Modern philosophers have denied the immediate natural operation of one body on another remote from it. I confess that I think so too.

Meanwhile, remote operation has just been revived in England by the admirable Mr. Newton, who maintains that it is the nature of [86]bodies to be attracted and gravitate one towards another, in proportion to the mass of each one, and the rays of attraction it receives.

Accordingly, the famous Mr. Locke, in his answer to Bishop Stillingfleet, declares that having seen Mr. Newton’s book he retracts what he himself said, following the opinion of the moderns, in his Essay concerning Human Understanding, to wit, that a body cannot operate immediately upon another except by touching it upon its surface and driving it by its motion.

He acknowledges that God can put properties into matter which cause it to operate from a distance. Thus the theologians of the Augsburg Confession claim that God may ordain not only that a body operate immediately on divers bodies remote from one another, but that it even exist in their neighbourhood and be received by them in a way with which distances of place and dimensions of space have nothing to do.

Although this effect transcends the forces of Nature, they do not think it possible to show that it surpasses the power of the Author of Nature.

For him it is easy to annul the laws that he has given or to dispense with them as seems good to him, in the same way as he was able to make iron float upon water and to stay the operation of fire upon the human body.

  1. I found in comparing the Rationale Theologicum of Nicolaus Vedelius with the refutation by Johann Musaeus that these two authors, of whom one died while a Professor at Franecker after having taught at Geneva and the other finally became the foremost theologian at Jena, are more or less in agreement on the principal rules for the use of reason, but that it is in the application of these rules they disagree. For they both agree that revelation cannot be contrary to the truths whose necessity is called by philosophers ’logical’ or ‘metaphysical’, that is to say, whose opposite implies contradiction.

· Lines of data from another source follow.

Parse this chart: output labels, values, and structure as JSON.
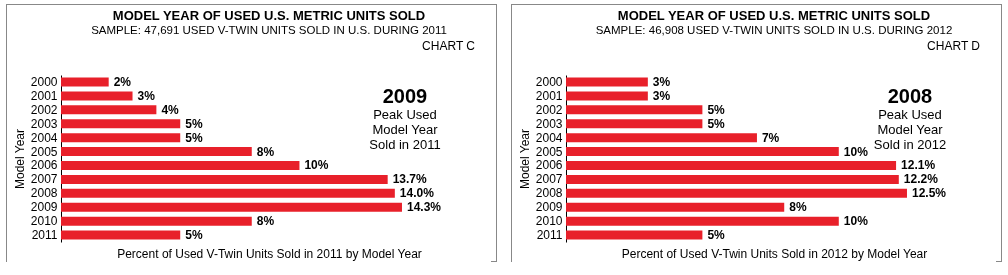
{
  "chart_data": [
    {
      "type": "bar",
      "orientation": "horizontal",
      "title": "MODEL YEAR OF USED U.S. METRIC UNITS SOLD",
      "subtitle": "SAMPLE:  47,691 USED V-TWIN UNITS SOLD IN U.S. DURING 2011",
      "xlabel": "Percent of Used V-Twin Units Sold in 2011 by Model Year",
      "ylabel": "Model Year",
      "annotations": [
        "CHART C",
        "2009",
        "Peak Used Model Year Sold in 2011"
      ],
      "categories": [
        "2000",
        "2001",
        "2002",
        "2003",
        "2004",
        "2005",
        "2006",
        "2007",
        "2008",
        "2009",
        "2010",
        "2011"
      ],
      "color": "#e8202a",
      "values": [
        2,
        3,
        4,
        5,
        5,
        8,
        10,
        13.7,
        14.0,
        14.3,
        8,
        5
      ],
      "value_labels": [
        "2%",
        "3%",
        "4%",
        "5%",
        "5%",
        "8%",
        "10%",
        "13.7%",
        "14.0%",
        "14.3%",
        "8%",
        "5%"
      ],
      "grid": false
    },
    {
      "type": "bar",
      "orientation": "horizontal",
      "title": "MODEL YEAR OF USED U.S. METRIC UNITS SOLD",
      "subtitle": "SAMPLE:  46,908 USED V-TWIN UNITS SOLD IN U.S. DURING 2012",
      "xlabel": "Percent of Used V-Twin Units Sold in 2012 by Model Year",
      "ylabel": "Model Year",
      "annotations": [
        "CHART D",
        "2008",
        "Peak Used Model Year Sold in 2012"
      ],
      "categories": [
        "2000",
        "2001",
        "2002",
        "2003",
        "2004",
        "2005",
        "2006",
        "2007",
        "2008",
        "2009",
        "2010",
        "2011"
      ],
      "color": "#e8202a",
      "values": [
        3,
        3,
        5,
        5,
        7,
        10,
        12.1,
        12.2,
        12.5,
        8,
        10,
        5
      ],
      "value_labels": [
        "3%",
        "3%",
        "5%",
        "5%",
        "7%",
        "10%",
        "12.1%",
        "12.2%",
        "12.5%",
        "8%",
        "10%",
        "5%"
      ],
      "grid": false
    }
  ]
}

They both admit also that revelation will be able to combat maxims whose necessity is called ‘physical’ and is founded only upon the laws that the will of God has prescribed for Nature.

Thus the question whether the presence of one and the same body in divers places is possible in the supernatural order only touches the application of the rule; and in order to decide this question conclusively by reason, one must needs explain exactly wherein the essence of body consists. Even the Reformed disagree thereon amongst themselves; the Cartesians confine it to extension, but their adversaries oppose that; and I think I have even observed that Gisbertus Voëtius, a famous [87]theologian of Utrecht, doubted the alleged impossibility of plurality of locations.

  1. Furthermore, although the two Protestant parties agree that one must distinguish these two necessities which I have just indicated, namely metaphysical necessity and physical necessity, and that the first excludes exceptions even in the case of Mysteries, they are not yet sufficiently agreed upon the rules of interpretation, which serve to determine in what cases it is permitted to desert the letter of Scripture when one is not certain that it is contrary to strictly universal truths.

It is agreed that there are cases where one must reject a literal interpretation that is not absolutely impossible, when it is otherwise unsuitable. For instance, all commentators agree that when our Lord said that Herod was a fox he meant it metaphorically; and one must accept that, unless one imagine with some fanatics that for the time the words of our Lord lasted Herod was actually changed into a fox.

But it is not the same with the texts on which Mysteries are founded, where the theologians of the Augsburg Confession deem that one must keep to the literal sense.

Since, moreover, this discussion belongs to the art of interpretation and not to that which is the proper sphere of logic, we will not here enter thereon, especially as it has nothing in common with the disputes that have arisen recently upon the conformity of faith with reason.